Direct development of neurons within foregut endoderm of sea urchin embryos

• Published in: Proceedings of the National Academy of Sciences - PNAS Vol. 108; no. 22; pp. 9143 - 9147
• Main Authors: Wei, Zheng, Angerer, Robert C., Angerer, Lynne M.
• Format: Journal Article
• Language: English
• Published: United States National Academy of Sciences 31.05.2011; National Acad Sciences
• Subjects: Animals; Bilateria; Biological Sciences; Cell Lineage; Cells; Echinoidea; Ectoderm; Embryogenesis; Embryonic stem cells; Embryos; Endoderm; Endoderm - cytology; Eye Proteins - metabolism; Foregut; Gene expression; Gene Expression Regulation, Developmental; Homeobox Protein SIX3; Homeodomain Proteins - metabolism; In Situ Hybridization; Intestines - cytology; Invertebrates; Marine; Models, Biological; Nerve Tissue Proteins - metabolism; Neural stem cells; Neurons; Neurons - metabolism; Oligonucleotides, Antisense - genetics; Pluripotent stem cells; Proteins; RNA, Messenger - metabolism; Sea Urchins; SOXB1 Transcription Factors - metabolism; Time Factors
• ISSN: 0027-8424; 1091-6490
• DOI: 10.1073/pnas.1018513108

Although it is well established that neural cells are ectodermal derivatives in bilaterian animals, here we report the surprising discovery that some of the pharyngeal neurons of sea urchin embryos develop de novo from the endoderm. The appearance of these neurons is independent of mouth formation, in which the stomodeal ectoderm joins the foregut. The neurons do not derive from migration of ectoderm cells to the foregut, as shown by lineage tracing with the photoactivatable protein KikGR. Their specification and development depend on expression of Nkx3-2, which in turn depends on Six3, both of which are expressed in the foregut lineage.

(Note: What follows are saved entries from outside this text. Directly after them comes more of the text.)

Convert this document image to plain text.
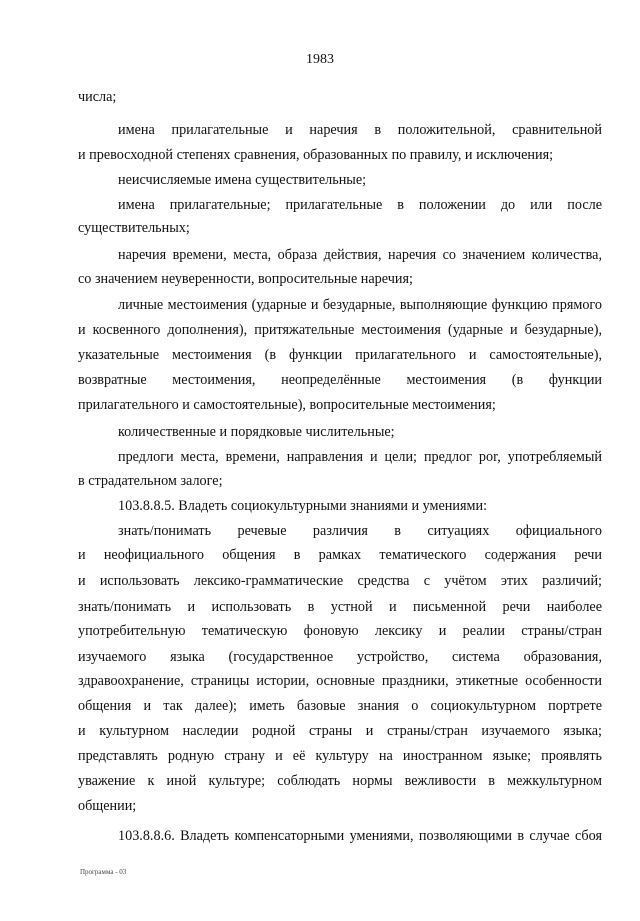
1983
числа;
имена прилагательные и наречия в положительной, сравнительной
и превосходной степенях сравнения, образованных по правилу, и исключения;
неисчисляемые имена существительные;
имена прилагательные; прилагательные в положении до или после
существительных;
наречия времени, места, образа действия, наречия со значением количества,
со значением неуверенности, вопросительные наречия;
личные местоимения (ударные и безударные, выполняющие функцию прямого
и косвенного дополнения), притяжательные местоимения (ударные и безударные),
указательные местоимения (в функции прилагательного и самостоятельные),
возвратные местоимения, неопределённые местоимения (в функции
прилагательного и самостоятельные), вопросительные местоимения;
количественные и порядковые числительные;
предлоги места, времени, направления и цели; предлог por, употребляемый
в страдательном залоге;
103.8.8.5. Владеть социокультурными знаниями и умениями:
знать/понимать речевые различия в ситуациях официального
и неофициального общения в рамках тематического содержания речи
и использовать лексико-грамматические средства с учётом этих различий;
знать/понимать и использовать в устной и письменной речи наиболее
употребительную тематическую фоновую лексику и реалии страны/стран
изучаемого языка (государственное устройство, система образования,
здравоохранение, страницы истории, основные праздники, этикетные особенности
общения и так далее); иметь базовые знания о социокультурном портрете
и культурном наследии родной страны и страны/стран изучаемого языка;
представлять родную страну и её культуру на иностранном языке; проявлять
уважение к иной культуре; соблюдать нормы вежливости в межкультурном
общении;
103.8.8.6. Владеть компенсаторными умениями, позволяющими в случае сбоя
Программа - 03
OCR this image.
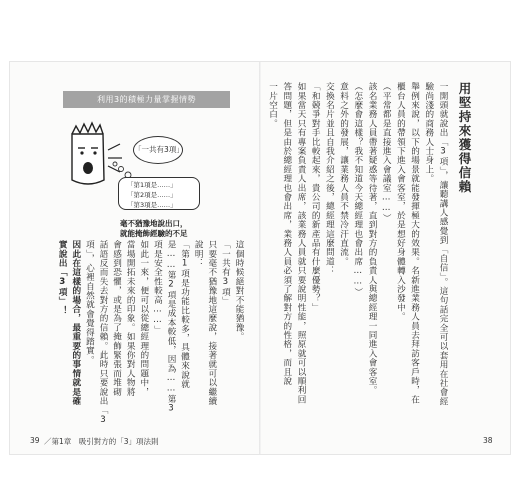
用堅持來獲得信賴
一開頭就說出「3項」，讓聽講人感覺到「自信」。這句話完全可以套用在社會經
驗尚淺的商務人士身上。
舉例來說，以下的場景就能發揮極大的效果。名新進業務人員去拜訪客戶時，在
櫃台人員的帶領下進入會客室，於是想好身體轉入沙發中。
（平常都是直接進入會議室……）
該名業務人員帶著疑惑等待著，直到對方的負責人與總經理一同進入會客室。
（怎麼會這樣？我不知道今天總經理也會出席……）
意料之外的發展，讓業務人員不禁冷汗直流。
交換名片並且自我介紹之後，總經理這麼問道：
「和競爭對手比較起來，貴公司的新產品有什麼優勢？」
如果當天只有專案負責人出席，該業務人員就只要說明性能，照原就可以順利回
答問題，但是由於總經理也會出席，業務人員必須了解對方的性格，而且說
一片空白。
38
利用3的積極力量掌握情勢
「一共有3項」
「第1項是……」
「第2項是……」
「第3項是……」
毫不猶豫地說出口，
就能掩飾經驗的不足
這個時候絕對不能猶豫。
「一共有3項」
只要毫不猶豫地這麼說，接著就可以繼續
說明：
「第1項是功能比較多，具體來說就
是……第2項是成本較低，因為……第3
項是安全性較高……」
如此一來，便可以從總經理的問題中，
當場開拓未來的印象。如果你對人物將
會感到恐懼，或是為了掩飾緊張而堆砌
話語反而失去對方的信賴。此時只要說出「3
項」，心裡自然就會覺得踏實。
因此在這樣的場合，最重要的事情就是確
實說出「3項」！
39 ／第1章　吸引對方的「3」項法則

SoxB1, which is closely related to the vertebrate Sox factors that support a neural precursor state, is also expressed in the foregut throughout gastrulation, suggesting that this region of the fully formed archenteron retains an unexpected pluripotency. Together, these results lead to the unexpected conclusion that, within a cell lineage already specified to be endoderm by a well-established gene regulatory network [Peter IS, Davidson EH (2010) Dev Biol 340:188–199], there also operates a Six3/Nkx3-2—dependent pathway required for the de novo specification of some of the neurons in the pharynx. As a result, neuroendoderm precursors form in the foregut aided by retention of a SoxB1-dependent pluripotent state.